= Simple rational approximation =

Simple rational approximation (SRA) is a subset of interpolating methods using rational functions. Especially, SRA interpolates a given function with a specific rational function whose poles and zeros are simple, which means that there is no multiplicity in poles and zeros. Sometimes, it only implies simple poles.

The main application of SRA lies in finding the zeros of secular functions. A divide-and-conquer algorithm to find the eigenvalues and eigenvectors for various kinds of matrices is well known in numerical analysis. In a strict sense, SRA implies a specific interpolation using simple rational functions as a part of the divide-and-conquer algorithm. Since such secular functions consist of a series of rational functions with simple poles, SRA is the best candidate to interpolate the zeros of the secular function. Moreover, based on previous researches, a simple zero that lies between two adjacent poles can be considerably well interpolated by using a two-dominant-pole rational function as an approximating function.

== One-point third-order iterative method: Halley's formula ==
The origin of the interpolation with rational functions can be found in the previous work done by Edmond Halley. Halley's formula is known as one-point third-order iterative method to solve $\,f(x)=0$ by means of approximating a rational function defined by
$h(z)=\frac{a}{z+b}+c.$
We can determine a, b, and c so that
$h^{(i)}(x)=f^{(i)}(x), \qquad i=0,1,2.$
Then solving $\,h(z)=0$ yields the iteration
$x_{n+1}=x_{n}-\frac{f(x_n)}{f'(x_n)} \left({\frac{1}{1-\frac{f(x_n)f(x_n)}{2(f'(x_n))^2}}}\right).$
This is referred to as Halley's formula.
This geometrical interpretation $h(z)$ was derived by Gander (1978), where the equivalent iteration also was derived by applying Newton's method to
$g(x)=\frac{f(x)}{\sqrt{f'(x)}}=0.$
We call this algebraic interpretation $g(x)$ of Halley's formula.
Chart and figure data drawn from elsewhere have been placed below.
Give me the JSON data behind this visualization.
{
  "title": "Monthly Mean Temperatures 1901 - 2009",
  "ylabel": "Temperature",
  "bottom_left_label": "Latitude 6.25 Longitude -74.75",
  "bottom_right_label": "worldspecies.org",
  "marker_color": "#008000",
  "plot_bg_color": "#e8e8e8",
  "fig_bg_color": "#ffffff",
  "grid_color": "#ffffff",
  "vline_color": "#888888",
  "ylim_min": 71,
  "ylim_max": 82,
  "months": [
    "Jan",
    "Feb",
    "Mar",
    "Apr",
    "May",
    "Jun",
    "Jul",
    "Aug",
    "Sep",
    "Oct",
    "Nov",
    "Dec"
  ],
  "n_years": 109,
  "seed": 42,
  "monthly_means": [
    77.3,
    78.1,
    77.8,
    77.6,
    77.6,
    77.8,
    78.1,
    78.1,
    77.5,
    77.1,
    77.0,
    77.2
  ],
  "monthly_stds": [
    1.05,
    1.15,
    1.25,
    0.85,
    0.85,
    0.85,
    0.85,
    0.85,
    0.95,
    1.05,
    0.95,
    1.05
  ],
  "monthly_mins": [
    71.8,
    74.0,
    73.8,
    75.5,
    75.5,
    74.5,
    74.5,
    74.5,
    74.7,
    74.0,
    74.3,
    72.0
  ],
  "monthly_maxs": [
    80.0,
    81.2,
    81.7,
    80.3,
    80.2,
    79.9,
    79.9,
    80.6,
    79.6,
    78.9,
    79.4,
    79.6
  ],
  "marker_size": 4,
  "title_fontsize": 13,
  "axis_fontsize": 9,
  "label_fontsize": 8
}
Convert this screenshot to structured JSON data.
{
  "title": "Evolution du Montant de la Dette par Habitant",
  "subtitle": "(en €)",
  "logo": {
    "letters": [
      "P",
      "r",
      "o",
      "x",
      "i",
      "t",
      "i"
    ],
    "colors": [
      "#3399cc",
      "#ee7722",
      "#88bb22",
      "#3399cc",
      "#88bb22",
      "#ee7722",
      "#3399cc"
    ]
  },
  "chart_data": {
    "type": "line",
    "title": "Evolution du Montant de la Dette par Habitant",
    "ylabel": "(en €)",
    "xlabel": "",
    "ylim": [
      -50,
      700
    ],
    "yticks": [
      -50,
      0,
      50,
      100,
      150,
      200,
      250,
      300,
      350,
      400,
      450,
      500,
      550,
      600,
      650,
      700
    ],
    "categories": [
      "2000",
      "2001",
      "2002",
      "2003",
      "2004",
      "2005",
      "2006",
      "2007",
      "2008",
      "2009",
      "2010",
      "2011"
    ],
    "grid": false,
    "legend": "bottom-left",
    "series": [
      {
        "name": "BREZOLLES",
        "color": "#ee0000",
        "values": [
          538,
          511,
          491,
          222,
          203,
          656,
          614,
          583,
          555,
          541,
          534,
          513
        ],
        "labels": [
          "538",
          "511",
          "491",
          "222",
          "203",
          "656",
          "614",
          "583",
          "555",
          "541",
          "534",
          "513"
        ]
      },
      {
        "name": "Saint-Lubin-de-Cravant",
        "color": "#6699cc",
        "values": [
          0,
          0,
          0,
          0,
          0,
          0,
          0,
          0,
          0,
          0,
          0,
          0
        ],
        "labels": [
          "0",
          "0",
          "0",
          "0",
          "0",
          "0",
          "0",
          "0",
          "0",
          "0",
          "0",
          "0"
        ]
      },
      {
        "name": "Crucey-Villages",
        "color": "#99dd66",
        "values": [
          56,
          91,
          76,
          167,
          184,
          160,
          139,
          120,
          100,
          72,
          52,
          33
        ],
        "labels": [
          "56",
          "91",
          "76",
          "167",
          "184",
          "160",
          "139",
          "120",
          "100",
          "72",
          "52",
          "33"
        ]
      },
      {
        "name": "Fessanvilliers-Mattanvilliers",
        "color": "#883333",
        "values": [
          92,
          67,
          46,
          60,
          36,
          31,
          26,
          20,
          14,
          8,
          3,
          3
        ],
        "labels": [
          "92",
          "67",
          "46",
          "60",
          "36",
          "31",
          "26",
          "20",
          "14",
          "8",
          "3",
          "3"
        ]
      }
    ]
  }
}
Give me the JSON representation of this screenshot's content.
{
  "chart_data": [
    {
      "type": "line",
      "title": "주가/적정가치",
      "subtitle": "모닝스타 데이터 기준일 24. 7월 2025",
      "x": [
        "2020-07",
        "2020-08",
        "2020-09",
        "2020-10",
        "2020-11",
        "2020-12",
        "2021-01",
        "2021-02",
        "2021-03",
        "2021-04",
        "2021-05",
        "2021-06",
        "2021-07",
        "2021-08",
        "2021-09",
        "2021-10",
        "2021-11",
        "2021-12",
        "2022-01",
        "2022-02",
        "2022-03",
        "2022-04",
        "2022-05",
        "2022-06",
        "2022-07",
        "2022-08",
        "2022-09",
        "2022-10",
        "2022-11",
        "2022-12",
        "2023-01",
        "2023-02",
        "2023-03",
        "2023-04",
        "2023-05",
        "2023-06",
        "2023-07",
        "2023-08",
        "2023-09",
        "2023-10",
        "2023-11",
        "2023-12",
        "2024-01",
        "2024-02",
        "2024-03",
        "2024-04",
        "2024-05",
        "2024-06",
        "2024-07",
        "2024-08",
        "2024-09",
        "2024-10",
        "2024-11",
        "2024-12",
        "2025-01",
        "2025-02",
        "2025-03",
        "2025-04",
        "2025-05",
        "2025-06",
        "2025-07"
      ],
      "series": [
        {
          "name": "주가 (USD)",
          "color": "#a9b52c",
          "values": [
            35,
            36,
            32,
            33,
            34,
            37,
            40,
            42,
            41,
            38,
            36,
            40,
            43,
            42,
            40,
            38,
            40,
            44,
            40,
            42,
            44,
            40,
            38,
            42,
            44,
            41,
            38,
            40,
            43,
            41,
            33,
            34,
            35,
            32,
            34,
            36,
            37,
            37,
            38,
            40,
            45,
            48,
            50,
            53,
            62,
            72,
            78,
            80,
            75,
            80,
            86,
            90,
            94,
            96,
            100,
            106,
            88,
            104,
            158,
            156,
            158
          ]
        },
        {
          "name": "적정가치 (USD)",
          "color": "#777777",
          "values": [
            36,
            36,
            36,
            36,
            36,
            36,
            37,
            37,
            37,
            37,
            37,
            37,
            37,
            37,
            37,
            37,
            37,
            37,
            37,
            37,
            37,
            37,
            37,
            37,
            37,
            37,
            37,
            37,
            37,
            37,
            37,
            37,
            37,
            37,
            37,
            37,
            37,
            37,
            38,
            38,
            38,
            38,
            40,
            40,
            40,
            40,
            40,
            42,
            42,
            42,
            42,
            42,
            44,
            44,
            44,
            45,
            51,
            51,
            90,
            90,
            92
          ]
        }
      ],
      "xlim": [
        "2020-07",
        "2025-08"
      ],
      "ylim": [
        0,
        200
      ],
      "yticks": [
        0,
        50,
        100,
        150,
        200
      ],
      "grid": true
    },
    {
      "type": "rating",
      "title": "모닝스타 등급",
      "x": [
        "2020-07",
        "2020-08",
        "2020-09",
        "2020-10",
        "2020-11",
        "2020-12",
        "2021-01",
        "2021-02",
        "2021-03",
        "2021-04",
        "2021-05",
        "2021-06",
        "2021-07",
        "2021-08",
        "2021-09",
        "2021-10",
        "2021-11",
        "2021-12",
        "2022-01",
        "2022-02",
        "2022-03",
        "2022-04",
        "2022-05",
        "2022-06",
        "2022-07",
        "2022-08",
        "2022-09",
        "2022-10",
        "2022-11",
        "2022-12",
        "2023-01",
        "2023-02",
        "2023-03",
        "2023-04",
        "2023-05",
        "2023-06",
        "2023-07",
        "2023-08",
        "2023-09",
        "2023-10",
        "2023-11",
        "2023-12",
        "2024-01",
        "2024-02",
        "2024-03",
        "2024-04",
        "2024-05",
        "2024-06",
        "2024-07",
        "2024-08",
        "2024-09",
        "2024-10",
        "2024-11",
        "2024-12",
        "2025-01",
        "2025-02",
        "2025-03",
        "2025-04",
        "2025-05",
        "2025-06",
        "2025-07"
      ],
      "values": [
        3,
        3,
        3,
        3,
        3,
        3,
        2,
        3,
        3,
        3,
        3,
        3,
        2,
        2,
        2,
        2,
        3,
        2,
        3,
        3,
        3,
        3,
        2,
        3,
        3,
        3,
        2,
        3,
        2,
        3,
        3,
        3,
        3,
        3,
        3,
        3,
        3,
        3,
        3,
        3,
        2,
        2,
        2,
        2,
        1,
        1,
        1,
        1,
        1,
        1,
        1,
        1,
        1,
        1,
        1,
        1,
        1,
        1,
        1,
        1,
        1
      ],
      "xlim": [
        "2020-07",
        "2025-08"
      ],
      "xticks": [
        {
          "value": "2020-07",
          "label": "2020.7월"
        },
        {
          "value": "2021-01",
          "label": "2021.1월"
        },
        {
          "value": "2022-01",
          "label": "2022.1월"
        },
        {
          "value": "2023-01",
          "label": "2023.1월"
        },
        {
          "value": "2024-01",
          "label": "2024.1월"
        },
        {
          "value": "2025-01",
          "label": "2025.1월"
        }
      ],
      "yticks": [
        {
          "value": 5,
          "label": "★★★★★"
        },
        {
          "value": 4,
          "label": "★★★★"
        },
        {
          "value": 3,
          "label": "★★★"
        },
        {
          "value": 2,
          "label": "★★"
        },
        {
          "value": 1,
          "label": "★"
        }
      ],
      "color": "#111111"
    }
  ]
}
==One-point second-order iterative method: Simple rational approximation==
Similarly, we can derive a variation of Halley's formula based on a one-point second-order iterative method to solve $\,f(x)=\alpha(\neq 0)$ using simple rational approximation by
$h(z)=\frac{a}{z+b}.$
Then we need to evaluate
$h^{(i)}(x)=f^{(i)}(x), \qquad i=0,1.$
Thus we have
$x_{n+1}=x_{n}-\frac{f(x_n)-\alpha}{f'(x_n)} \left(\frac{f(x_n)}{\alpha}\right).$
The algebraic interpretation of this iteration is obtained by solving
$g(x)=1-\frac{\alpha}{{f(x)}}=0.$
This one-point second-order method is known to show a locally quadratic convergence if the root of the equation is simple.
SRA strictly implies this one-point second-order interpolation by a simple rational function.

We can notice that even third order method is a variation of Newton's method. We see the Newton's steps are multiplied by some factors. These factors are called the convergence factors of the variations, which are useful for analyzing the rate of convergence. See Gander (1978).